Why Did Peter Sink?

Eight Percent Judas


Listen Later

There’s a saying that, “God has no grandchildren.” A parent’s faith does not necessarily cascade into children. But it certainly helps to see good examples, and the power of the Sacraments do imbue marks of faith in people, marks that remain with them forever. There is no better gift for a person than Baptism, as this gift, even if kept wrapped for many years, never decays or withers. The treasure granted in the moment of Baptism awaits the receiver’s decision to open and accept the gift. It waits for them, untainted, like gold. We may teach our children about Christ, and they may accept the gift, but their children, our grandchildren, will be beyond our reach. If not given the gift, they may have to find faith by the breadcrumbs and signposts on their path in life, picking up the seeds of the word, or even discover a way to God on their own. Somehow, and rather amazingly, even grandchildren who are never taught about the carpenter from Nazareth can find their way to this treasure, even if no one tells them about Baptism or teaches them the faith. Grandchildren of no faith background can find this treasure, because it can be found by anyone. If you walk enough of this earth, traverse enough experience, if you chase wealth or power or pleasure, you will eventually trip over this treasure at least once. Your pride will find the uneven earth to trip upon, one way or another. Whether or not you choose to “buy the field” and be filled with joy, that comes down to the individual, and it is a choice. Our intellect and free will make for wonderful and sometimes awful companions in this journey.

A great mystery is how the Church continues through the ages as the empires rise and fall. Hope fades in earthly superpowers after a hundred years, but the Church stands. It withstands assault. It surges. It falters. It is persecuted. It retreats. It persists. It is restored. Even through all of this scandal, what seems impossible, is possible with God. For those who think we are fools to remain, we can’t explain it very well. But perhaps this will help a bit: we can never quit the Church because we know the words that the childlike Peter admitted to Jesus are true, as I quote like a broken record:

“You have the words of eternal life. To whom else would we turn?”

For those that believe God established his Church “upon this rock,” on Peter, and thus believe in the authority and interpretation of the Church, then there is no choice but to remain, to fight for it, to make it better, and to someday be on your deathbed receiving the last rites, if God wills it. The Sacraments are real, they make the invisible things visible. The Eucharist is the “source and summit” of the Church and partaking in that sacrifice, along with regular Reconciliation, makes Jesus alive. I cannot adopt the “Once saved, always saved,” because I believe that the Sacraments are real. To quote Tim Staples, being “Saved” is ongoing. We should say: “As the Bible says, I am already saved (Rom. 8:24, Eph. 2:5–8), but I’m also being saved (1 Cor. 1:18, 2 Cor. 2:15, Phil. 2:12), and I have the hope that I will be saved (Rom. 5:9–10, 1 Cor. 3:12–15). Like the apostle Paul I am working out my salvation in fear and trembling (Phil. 2:12), with hopeful confidence in the promises of Christ (Rom. 5:2, 2 Tim. 2:11–13).”
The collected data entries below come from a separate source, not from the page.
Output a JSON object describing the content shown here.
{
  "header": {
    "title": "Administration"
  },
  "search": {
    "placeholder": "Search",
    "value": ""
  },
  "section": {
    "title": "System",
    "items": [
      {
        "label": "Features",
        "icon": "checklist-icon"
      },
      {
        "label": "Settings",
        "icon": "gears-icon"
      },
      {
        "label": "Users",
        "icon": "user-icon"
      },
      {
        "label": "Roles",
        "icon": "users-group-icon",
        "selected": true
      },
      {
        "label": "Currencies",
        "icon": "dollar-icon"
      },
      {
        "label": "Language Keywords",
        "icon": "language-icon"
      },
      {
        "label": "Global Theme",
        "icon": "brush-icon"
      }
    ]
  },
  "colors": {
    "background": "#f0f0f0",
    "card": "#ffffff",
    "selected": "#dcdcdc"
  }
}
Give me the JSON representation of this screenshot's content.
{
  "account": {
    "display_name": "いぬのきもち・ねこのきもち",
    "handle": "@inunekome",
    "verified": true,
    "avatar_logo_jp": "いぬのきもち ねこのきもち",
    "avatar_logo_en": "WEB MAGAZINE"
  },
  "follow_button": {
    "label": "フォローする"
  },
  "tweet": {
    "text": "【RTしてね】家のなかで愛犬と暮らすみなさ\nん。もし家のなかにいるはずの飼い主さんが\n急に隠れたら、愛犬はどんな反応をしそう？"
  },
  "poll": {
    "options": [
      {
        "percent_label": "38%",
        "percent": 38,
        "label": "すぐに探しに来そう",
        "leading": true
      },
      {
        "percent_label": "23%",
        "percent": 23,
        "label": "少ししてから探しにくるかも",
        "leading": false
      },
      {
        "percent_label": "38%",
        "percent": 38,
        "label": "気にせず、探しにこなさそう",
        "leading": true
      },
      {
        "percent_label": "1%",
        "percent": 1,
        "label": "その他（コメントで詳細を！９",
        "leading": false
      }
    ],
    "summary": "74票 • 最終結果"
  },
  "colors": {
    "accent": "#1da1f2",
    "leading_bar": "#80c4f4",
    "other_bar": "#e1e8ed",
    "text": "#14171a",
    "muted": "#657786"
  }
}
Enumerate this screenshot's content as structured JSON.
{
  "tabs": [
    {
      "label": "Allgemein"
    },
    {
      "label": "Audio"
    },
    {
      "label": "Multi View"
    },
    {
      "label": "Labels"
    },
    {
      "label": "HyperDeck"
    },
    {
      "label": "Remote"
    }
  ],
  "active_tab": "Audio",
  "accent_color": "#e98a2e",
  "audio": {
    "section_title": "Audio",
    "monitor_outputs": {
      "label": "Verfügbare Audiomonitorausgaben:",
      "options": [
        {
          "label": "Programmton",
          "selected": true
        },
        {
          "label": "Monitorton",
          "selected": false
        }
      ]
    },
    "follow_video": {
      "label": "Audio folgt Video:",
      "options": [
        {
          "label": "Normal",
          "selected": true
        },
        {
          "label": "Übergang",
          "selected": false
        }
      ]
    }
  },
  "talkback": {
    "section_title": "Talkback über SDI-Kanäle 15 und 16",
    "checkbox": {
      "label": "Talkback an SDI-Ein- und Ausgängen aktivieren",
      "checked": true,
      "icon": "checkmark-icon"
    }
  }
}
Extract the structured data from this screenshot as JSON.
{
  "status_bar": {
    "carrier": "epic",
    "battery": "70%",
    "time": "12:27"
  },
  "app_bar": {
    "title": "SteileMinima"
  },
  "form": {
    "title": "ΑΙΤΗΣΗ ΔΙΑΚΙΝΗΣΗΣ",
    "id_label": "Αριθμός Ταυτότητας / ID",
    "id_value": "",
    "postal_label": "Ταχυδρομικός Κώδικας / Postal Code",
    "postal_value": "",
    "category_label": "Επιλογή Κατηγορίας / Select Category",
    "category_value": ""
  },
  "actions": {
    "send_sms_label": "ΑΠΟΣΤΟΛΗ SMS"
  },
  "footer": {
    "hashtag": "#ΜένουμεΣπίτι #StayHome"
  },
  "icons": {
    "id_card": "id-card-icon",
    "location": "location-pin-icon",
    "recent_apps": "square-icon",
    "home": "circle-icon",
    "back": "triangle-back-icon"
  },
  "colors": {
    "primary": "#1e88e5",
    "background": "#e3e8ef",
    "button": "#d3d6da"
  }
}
If we are just saved by a one time declaration, then the inevitable corruption and sin that follows is a problem. Consider that Judas was chosen, perhaps even saved, before he wasn’t. Consider also, that of the original twelve Christians, eight percent of Christians were Judas. This will always be the case. It’s probably much higher, since these first twelve were chosen people who surely received high-dosage grace. Further, Jesus himself says that few will find the narrow gate but many will find the wide path to destruction. He added the most chilling line of all when he said that all those who call out his name will not be saved, but instead he will tell them, “I never knew you.” It is not enough to declare faith and then not do God’s will. Jesus said that, I didn’t make it up. You must walk with him all the days of your life, to the end, because “by your endurance you will gain your soul.”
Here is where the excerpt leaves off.